И смотрят на них как на прекрасное произведение искусства. И конечно же я говорю им, что ты живой, еще какой живой! — сказала Нэнси со смехом, и у него будто камень с души упал: в его семьдесят лет на него снова накатила волна любви к своей маленькой девочке. — Я всем говорю, что это мой отец написал все эти картины и что я ужасно горжусь тобой.
— Приятно слышать, детка.
— У меня там целая галерея твоих работ.
— Отлично! Твои слова — просто бальзам на сердце.
— Ты сейчас подавлен, мне это совершенно ясно. Ты — прекрасный художник. Я знаю о чем говорю. Если кому-либо на всем белом свете и дано право судить, какой ты художник, то это мне, твоей дочери.
И это после всего, что он сделал, бросив ее и предав Фебу!
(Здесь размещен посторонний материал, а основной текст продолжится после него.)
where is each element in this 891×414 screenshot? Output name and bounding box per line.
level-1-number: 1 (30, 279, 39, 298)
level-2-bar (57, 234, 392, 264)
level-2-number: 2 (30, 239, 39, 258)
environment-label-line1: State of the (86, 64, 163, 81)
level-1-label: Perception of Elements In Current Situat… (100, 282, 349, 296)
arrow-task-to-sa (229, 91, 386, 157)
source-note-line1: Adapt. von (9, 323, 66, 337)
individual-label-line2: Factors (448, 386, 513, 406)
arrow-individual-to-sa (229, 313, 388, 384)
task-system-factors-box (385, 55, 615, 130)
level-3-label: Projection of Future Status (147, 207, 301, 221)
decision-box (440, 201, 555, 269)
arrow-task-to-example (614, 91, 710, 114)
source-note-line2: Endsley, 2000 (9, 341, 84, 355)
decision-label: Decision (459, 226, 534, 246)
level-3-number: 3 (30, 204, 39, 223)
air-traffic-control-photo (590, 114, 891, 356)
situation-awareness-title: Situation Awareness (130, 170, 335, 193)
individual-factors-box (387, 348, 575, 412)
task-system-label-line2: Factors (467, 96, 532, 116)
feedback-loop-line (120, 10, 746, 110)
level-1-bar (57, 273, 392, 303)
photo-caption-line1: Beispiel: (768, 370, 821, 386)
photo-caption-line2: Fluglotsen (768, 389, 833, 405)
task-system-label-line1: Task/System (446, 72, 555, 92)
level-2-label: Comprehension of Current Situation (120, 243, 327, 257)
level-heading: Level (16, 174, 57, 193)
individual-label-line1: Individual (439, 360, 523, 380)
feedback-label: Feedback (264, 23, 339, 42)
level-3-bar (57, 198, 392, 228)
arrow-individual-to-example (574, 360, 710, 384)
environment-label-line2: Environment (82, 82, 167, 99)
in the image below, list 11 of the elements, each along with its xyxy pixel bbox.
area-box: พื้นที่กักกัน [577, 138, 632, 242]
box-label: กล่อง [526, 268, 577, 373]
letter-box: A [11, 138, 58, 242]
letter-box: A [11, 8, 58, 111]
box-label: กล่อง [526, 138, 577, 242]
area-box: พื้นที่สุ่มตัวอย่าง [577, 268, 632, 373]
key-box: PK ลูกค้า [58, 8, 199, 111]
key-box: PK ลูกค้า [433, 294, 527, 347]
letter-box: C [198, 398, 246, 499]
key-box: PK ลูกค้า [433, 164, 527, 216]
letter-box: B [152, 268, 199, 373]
Она все еще хотела гордиться своим отцом, восхищаться им! Она была такой уже лет в десять — чистая, благоразумная девочка, единственным недостатком которой была безграничная щедрость. Его дочь, не причиняя никому вреда, всегда пыталась спрятаться от несчастья: она не желала видеть дурных поступков близких ей людей, закрывая глаза на чужие ошибки и искупая их своей переливающейся через край любовью. Она складывала скирдами прощение, будто сгребала сено, и неизбежно сама себе причиняла вред, глядя на мир сквозь розовые очки, как было в случае с одним сопляком, самодовольным хлыщом, в которого она сначала влюбилась, а потом вышла за него замуж.
— И не только я так думаю, пап. Так считают все, кто бывает у нас дома. Ко мне приходили разные няньки на собеседование, потому что Молли больше не может сидеть с детьми. Ну вот, на днях я разговаривала с одной замечательной девушкой, на которой решила остановиться. Ее зовут Таня, и она студентка, хочет немного подработать. Она состоит в Студенческой лиге художников, как и ты когда-то, — так она просто глаз не могла оторвать от картины, которая висит у меня в гостиной над сервантом, — такая желтенькая, ну, ты знаешь, о чем я говорю.